Manipulator Path Planning for Multi-Object Grasping in a Declutter Problem

Jaemin Eom1, Kyu-Jin Cho1
1Biorobotics Laboratory, Seoul National University

Abstract

The declutter problem is a fundamental pick-and-place task in domestic and industrial environments, aiming to remove all objects from the workspace. Conventional approaches focus on motion planning to avoid obstacles rather than minimizing process time, as they typically use grippers that handle one object at a time. Recent studies have investigated multi-object grasping, utilizing parallel grippers to collect and simultaneously transport multiple objects from a table for efficient pick-and-place. However, these studies have limitations regarding the combinations of objects' orientations that can be stably grasped, as contact occurs between objects when grasping multiple items at once. Consequently, conventional approaches prioritize grasp planning over manipulator path optimization for efficient decluttering. Here, we propose an efficient decluttering approach that incorporates multi-object grasping with a palm design enabling simultaneous storage and a manipulator path planning method to optimize the process. The conveyor palm, featuring opposing belts with embedded elastic hairs, enables stable multi-object storage without contact between objects, accommodating various orientations. Additionally, we introduce TSP_Store, an extension of the Traveling Salesman Problem (TSP), as a manipulator path planning method for multi-object grasping that considers finite storage capacity in path optimization. Experimental comparisons show that TSP_Store reduces manipulator’s travel distance by 15.9% and process time by 10.3% compared to conventional TSP. Our work highlights the effectiveness of TSP-based path planning for multi-object grasping and emphasizes the necessity of incorporating storage limits into the planning process.

Video

This video shows demonstration of developed path planning algorithm.

Declutter Problem Using MOGrip [1]

Finger-to-Palm Translation


The proposed MOGrip is less affected by the order of objects when storing them. As a result, it overcomes the limitation of previous studies on multi-object grasping for decluttering, where the combination of objects that could be grasped at once was limited [2]. This allows for path planning of manipulator in declutter problem, rather than being constrained by grasp planning alone.

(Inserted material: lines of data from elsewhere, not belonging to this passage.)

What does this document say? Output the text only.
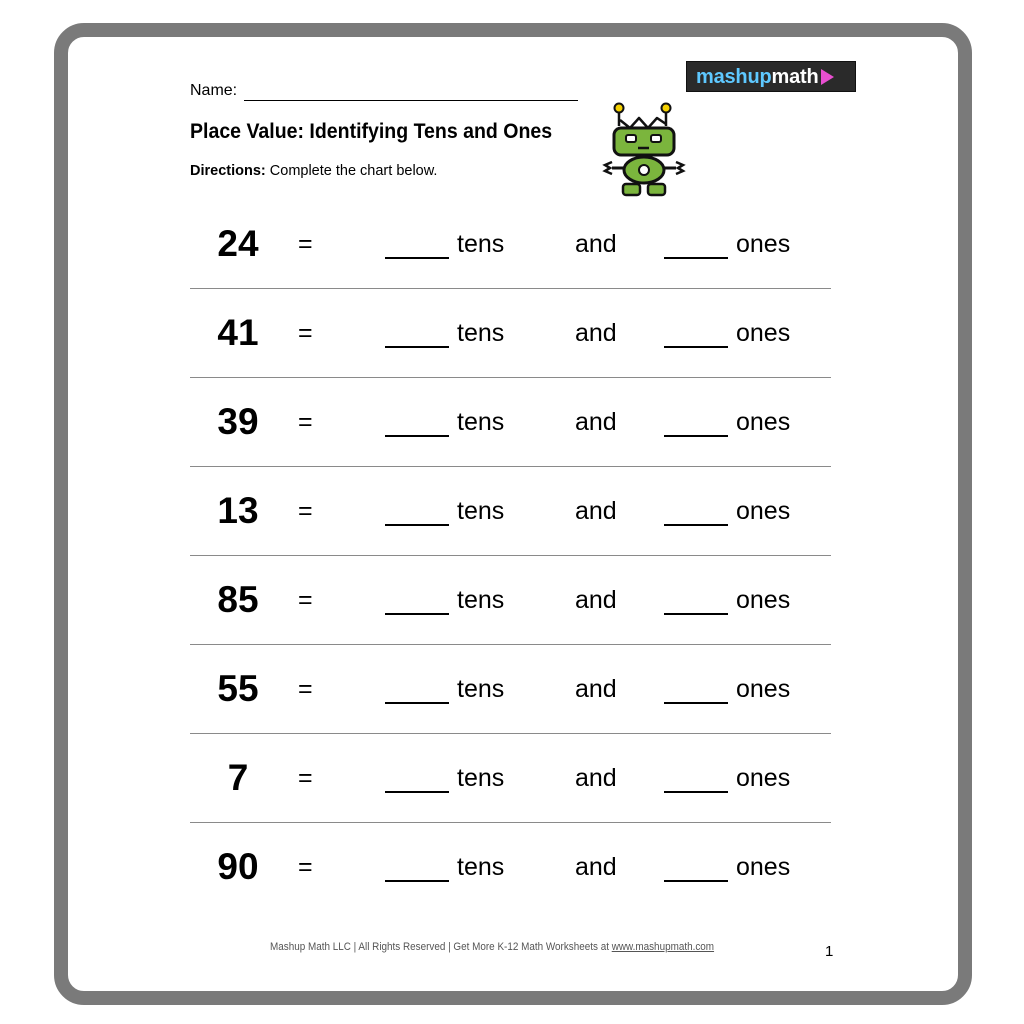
Name:
Place Value: Identifying Tens and Ones
Directions: Complete the chart below.
mashup math
24	=	tens	and	ones
41	=	tens	and	ones
39	=	tens	and	ones
13	=	tens	and	ones
85	=	tens	and	ones
55	=	tens	and	ones
7	=	tens	and	ones
90	=	tens	and	ones
Mashup Math LLC | All Rights Reserved | Get More K-12 Math Worksheets at www.mashupmath.com	1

For decluttering, MOGrip moves to the locations of the objects and collects them one by one. The objective of path planning is to find the path that minimizes the manipulator’s travel distance or time. This problem is similar to the well-known Traveling Salesman Problem (TSP).


Differences Between Path Planning for Multi-Object Grasping and Conventional TSP

Finger-to-Palm Translation


The key difference between the Traveling Salesman Problem (TSP) and multi-object grasping using MOGrip is the gripper’s limited storage capacity. When following the path obtained by solving TSP, the storage eventually becomes full, requiring the manipulator to perform additional round trips. As a result, the actual path becomes longer than the one derived from TSP (green lines in the figure).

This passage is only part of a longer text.